US defense contractor Electronic Warfare hit by data breach
2021/11/05 BleepingComputer — 米国の防衛関連企業である Electronic Warfare Associates (EWA) の電子メールシステムがハッキングされ、個人情報を含むファイルが盗まれるというデータ漏洩が公表された。EWA は、今回のデータ流出の影響は限定的であるとしているが、機密情報を含むファイルを流出させたことは認めている。
モンタナ州司法長官事務所への通知に詳細が記載されているが、2021年8月2日に EWAは、同社の電子メールアカウントの1つが、脅威アクターにより乗っ取られたことを発見した。EWA は、脅威アクターの主要な目的であると思われる、電信送金詐欺が試みられた際に、この侵入に気づいた。

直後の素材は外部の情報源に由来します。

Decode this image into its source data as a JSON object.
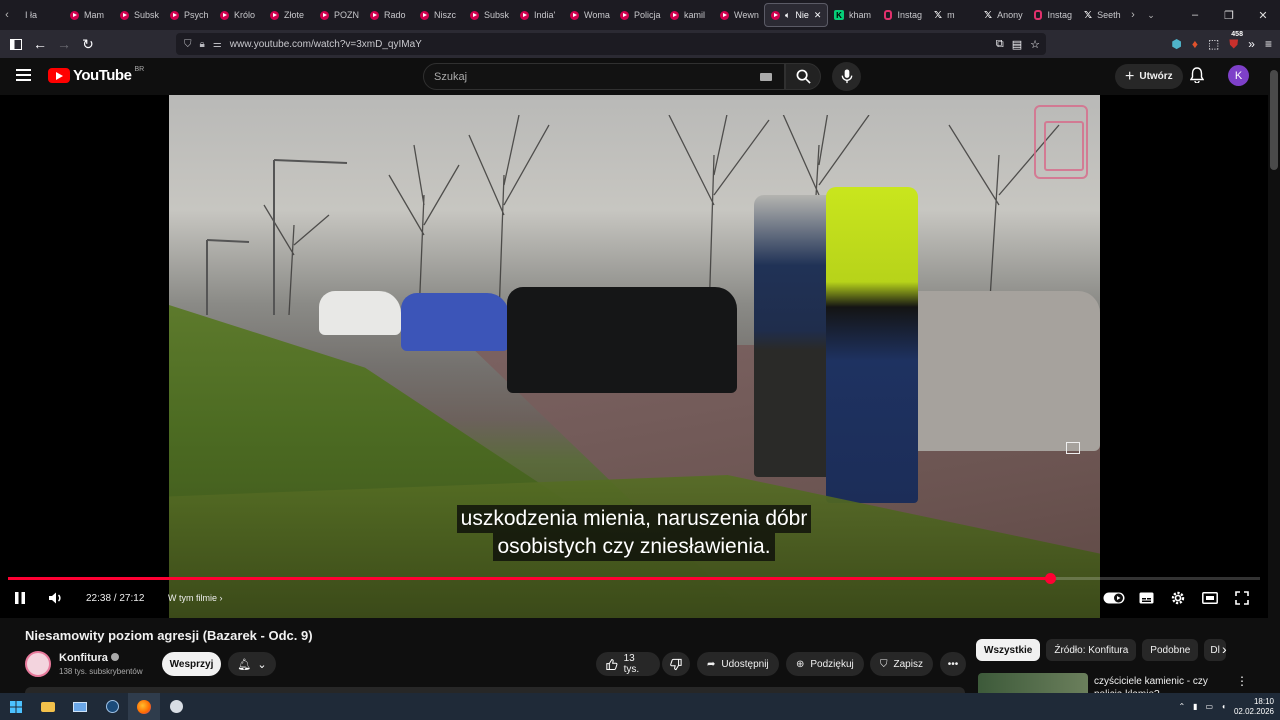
{
  "browser": {
    "tabs": [
      {
        "label": "I ła",
        "type": "plain"
      },
      {
        "label": "Mam",
        "type": "yt"
      },
      {
        "label": "Subsk",
        "type": "yt"
      },
      {
        "label": "Psych",
        "type": "yt"
      },
      {
        "label": "Królo",
        "type": "yt"
      },
      {
        "label": "Złote",
        "type": "yt"
      },
      {
        "label": "POZN",
        "type": "yt"
      },
      {
        "label": "Rado",
        "type": "yt"
      },
      {
        "label": "Niszc",
        "type": "yt"
      },
      {
        "label": "Subsk",
        "type": "yt"
      },
      {
        "label": "India'",
        "type": "yt"
      },
      {
        "label": "Woma",
        "type": "yt"
      },
      {
        "label": "Policja",
        "type": "yt"
      },
      {
        "label": "kamil",
        "type": "yt"
      },
      {
        "label": "Wewn",
        "type": "yt"
      },
      {
        "label": "Nie",
        "type": "yt-active"
      },
      {
        "label": "kham",
        "type": "kick"
      },
      {
        "label": "Instag",
        "type": "ig"
      },
      {
        "label": "m",
        "type": "x"
      },
      {
        "label": "Anony",
        "type": "x"
      },
      {
        "label": "Instag",
        "type": "ig"
      },
      {
        "label": "Seeth",
        "type": "x"
      }
    ],
    "url": "www.youtube.com/watch?v=3xmD_qyIMaY",
    "extension_badge": "458"
  },
  "youtube": {
    "logo_text": "YouTube",
    "country_code": "BR",
    "search_placeholder": "Szukaj",
    "create_label": "Utwórz",
    "avatar_letter": "K"
  },
  "player": {
    "subtitle_line1": "uszkodzenia mienia, naruszenia dóbr",
    "subtitle_line2": "osobistych czy zniesławienia.",
    "time_current": "22:38",
    "time_separator": " / ",
    "time_total": "27:12",
    "progress_fraction": 0.832,
    "chapter_label": "W tym filmie"
  },
  "video": {
    "title": "Niesamowity poziom agresji (Bazarek - Odc. 9)",
    "channel_name": "Konfitura",
    "subscribers": "138 tys. subskrybentów",
    "support_label": "Wesprzyj",
    "likes": "13 tys.",
    "share_label": "Udostępnij",
    "thanks_label": "Podziękuj",
    "save_label": "Zapisz"
  },
  "sidebar": {
    "chips": [
      {
        "label": "Wszystkie",
        "active": true
      },
      {
        "label": "Źródło: Konfitura",
        "active": false
      },
      {
        "label": "Podobne",
        "active": false
      },
      {
        "label": "Dl",
        "active": false
      }
    ],
    "reco_title": "czyściciele kamienic - czy policja kłamie?"
  },
  "taskbar": {
    "time": "18:10",
    "date": "02.02.2026"
  }
}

EWA のデータ・インシデント通知には、「調査の結果、2021年8月2日に、EWA の電子メールに脅威アクターが侵入したことが判明した。そして、電信送金詐欺を試みられたことで、我々は状況を認識した」と記されている。
同社は、「侵入の目的が個人情報の取得であると、信じるに足る根拠はない。しかし、この脅威アクターの活動により、特定の個人情報を含むファイルが流出した。その後の調査により、通知を受け取った人の、氏名/社会保障番号/運転免許証などの情報が盗まれていたことも判明した」と付け加えている。
この種の機密性の高い企業を狙う脅威アクターにとって、詐欺の試みは気晴らしだったのかもしれない。また、盗まれた情報が、同社の従業員だけに影響するものなのか、また、今回の事件で技術文書も盗まれたのかどうかは不明である。

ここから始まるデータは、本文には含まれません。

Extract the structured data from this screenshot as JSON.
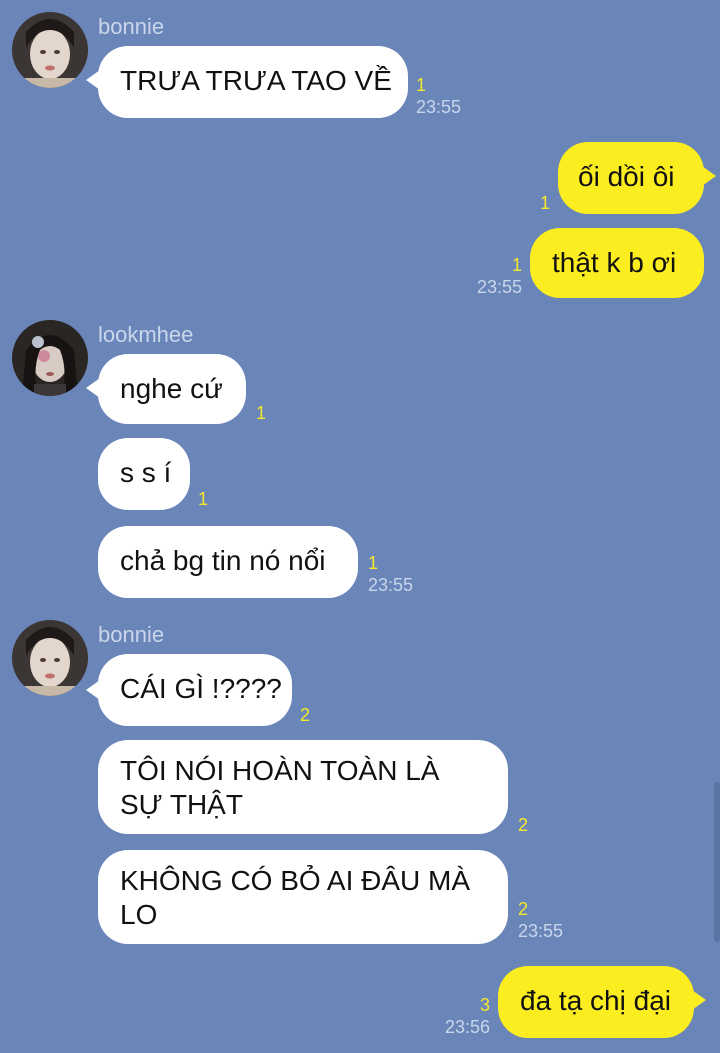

今回のセキュリティの不備を受けて、同社は現在、Equifax を通じた個人情報保護サービスの、2年間の利用権を提供している。さらに、この通知では、受信者に対して、自身の信用報告書や金融機関の口座明細を、しっかりと監視するよう促されている。
注目を集める顧客層
EWA は、通信/アクセス制御/シミュレーション/トレーニング/管理/テスト/監視システム (レーダー) といった、ハイテク防衛用ハードウェア/ソフトウェアのスペシャリストである。これらの製品の多くは、米国国防総省 (陸海空軍/DARPA/OSD)/司法省/国土安全保障省 (DHS) などの、きわめて機密性の高い顧客向けに作られている。
EWA は、これらの製品を社内で開発/設計しているため、同社の電子メールシステムへのデータ侵入により、軍事技術の機密が漏洩した可能性もある。また、EWA は子会社ブランドを通じて、Corelis (電子テストおよび分析) や Blackhawk (デバッグツール) などの製品も開発している。

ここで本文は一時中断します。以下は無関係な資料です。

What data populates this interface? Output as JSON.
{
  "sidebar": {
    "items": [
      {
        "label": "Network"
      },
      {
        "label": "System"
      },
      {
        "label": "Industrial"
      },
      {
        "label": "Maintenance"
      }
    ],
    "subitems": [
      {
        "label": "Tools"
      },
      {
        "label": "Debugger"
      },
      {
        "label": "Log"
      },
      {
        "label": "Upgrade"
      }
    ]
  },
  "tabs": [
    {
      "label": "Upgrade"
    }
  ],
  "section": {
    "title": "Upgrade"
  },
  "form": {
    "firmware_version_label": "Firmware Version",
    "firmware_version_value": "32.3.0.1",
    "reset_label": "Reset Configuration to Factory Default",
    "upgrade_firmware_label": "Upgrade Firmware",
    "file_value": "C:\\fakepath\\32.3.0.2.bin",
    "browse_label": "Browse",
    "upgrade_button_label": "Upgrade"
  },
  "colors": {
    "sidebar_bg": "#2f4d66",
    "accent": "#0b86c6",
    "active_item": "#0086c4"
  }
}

EWA に対して、今回のハッキング事件の詳細と、その影響について問い合わせており、回答が得られた場合には、この記事を更新する。
この種のハッキングで、電信送金詐欺が行われるというのは、ちょっと不思議な感じがします。どこかの国に支援されたグループの仕業ならば、侵入が検知されるようなことはしないはずです。関連する情報として、「CISA の新たな役割:重要インフラのマッピングと攻撃に対する防御」と、「Microsoft 警告:イランのハッカーが防衛産業にパスワード・スプレー攻撃」を挙げておきます。続報が気になるインシデントですね。